Of 25 591 women in the study (mean [SD] age, 53.8 [16.9] years), 410 (1.6%) were classified as high risk with a P variant in BRCA1, BRCA2, PALB2, ATM, or CHEK2. An additional 1967 women had a VUS in these genes (eFigure 1 in Supplement 1, eTables 2-4 in Supplement 2). Women with a P variant had a significantly increased risk compared with those without a P variant or a VUS (hazard ratio [HR], 5.7; 95% CI, 4.7-7.1; log-rank P < .001) (eFigure 2 in Supplement 1). However, women with a VUS had no increased risk (HR, 1.1; 95% CI, 0.9-1.3; P = .53) (eFigure 2 in Supplement 1). Although these results showed that most VUS had no significant association with disease risk, historical data from ClinVar have shown that some VUS are reclassified as pathogenic.12 Therefore, women with a VUS were excluded from the low-risk group (Figure 1). Next, the 313-SNVs PRS was associated with breast cancer diagnosis in the study cohort (eTable 5 in Supplement 2). Women in the bottom 10% of the PRS distribution had a decreased risk of breast cancer compared with those with an average PRS (between 41% and 60%; HR, 0.48; 95% CI, 0.36-0.65; P < .001) (eFigure 3 in Supplement 1). Overall, 410 women (1.6%) were classified as high risk (presence of a P variant), 22 843 women (89.3%) as average risk, and 2338 women (9.1%) as low risk (no P or VUS variant and a PRS in the bottom 10%) (Figure 1). There were significantly fewer breast cancer diagnoses in the low-risk category compared with those at average risk (HR, 0.39; 95% CI, 0.29-0.52; P < .001) (Figure 2).

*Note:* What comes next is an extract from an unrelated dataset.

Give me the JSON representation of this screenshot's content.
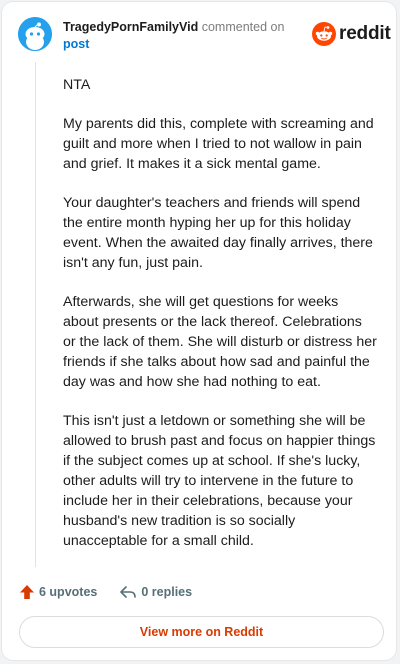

Figure 1. Genetic Risk Stratification of Female Participants.

Figure 1.

Schema detailing how genetic risk stratification was done. Detailed methods about Exome+ sequencing, and variant annotation with VEP, ClinVar, and LOFTEE based on the MANE transcripts for each gene can be found in the eMethods in Supplement 1. CNV indicates copy number variant; SNV, single nucleotide variant.

Figure 2. Percentage of Women With Breast Cancer Diagnosis by Age and Genetic Risk Group.

Figure 2.

Kaplan-Meier curves showing the percentage of women with a breast cancer diagnosis by age based on their genetic risk group (average risk, blue-gray curve; low risk, orange curve). The blue dashed line indicates the percentage of women with a breast cancer diagnosis by age 45 years. The 95% CIs are represented in light blue-gray and light orange shading. The Kaplan-Meier Fitter function (to draw the curves) and the CoxPHFitter function (to calculate the hazard ratio [HR]) were used and were from the Lifelines Python library.

To assess the potential to defer screening, the cumulative risk of breast cancer was calculated at 5 and 10 years after the recommended start of biennial mammography. By the age of 45 years (5 years after the recommended age to start mammogram screening), 0.69% of women at average risk had been diagnosed with breast cancer, a rate not reached by women in the low-risk group until the age of 51 years (Figure 2; Table). We also tested whether expanding the number of genes analyzed would detect any of the 10 women in the low-risk group diagnosed with breast cancer by age 50 (Figure 2; Table). Whether any of the 10 women in the low-risk group diagnosed with breast cancer by age 50 years were detected was tested by expanding the number of genes analyzed. However, only 48 women of 25 591 (0.2%) had a P variant in 1 of these 6 additional genes (BARD1, CDH1, MAP3K1, RAD51C, RAD51D, or TP53; eFigure 1 in Supplement 1). A total of 38 women in the previously defined low-risk group were reclassified—4 carried a P variant and 34 a VUS in the BARD1, CDH1, MAP3K1, RAD51C, RAD51D, or TP53 gene—none of whom were diagnosed with breast cancer at the time of this study. Overall, the results remained unchanged (eFigure 4 in Supplement 1, eTable 6 in Supplement 2), indicating that deferring mammogram screening by 5 to 10 years for women in the low-risk group would lead to a similar screening performance compared with the current USPSTF guidelines.

Table. Cumulative Risk of Breast Cancer Diagnosis at Different Ages.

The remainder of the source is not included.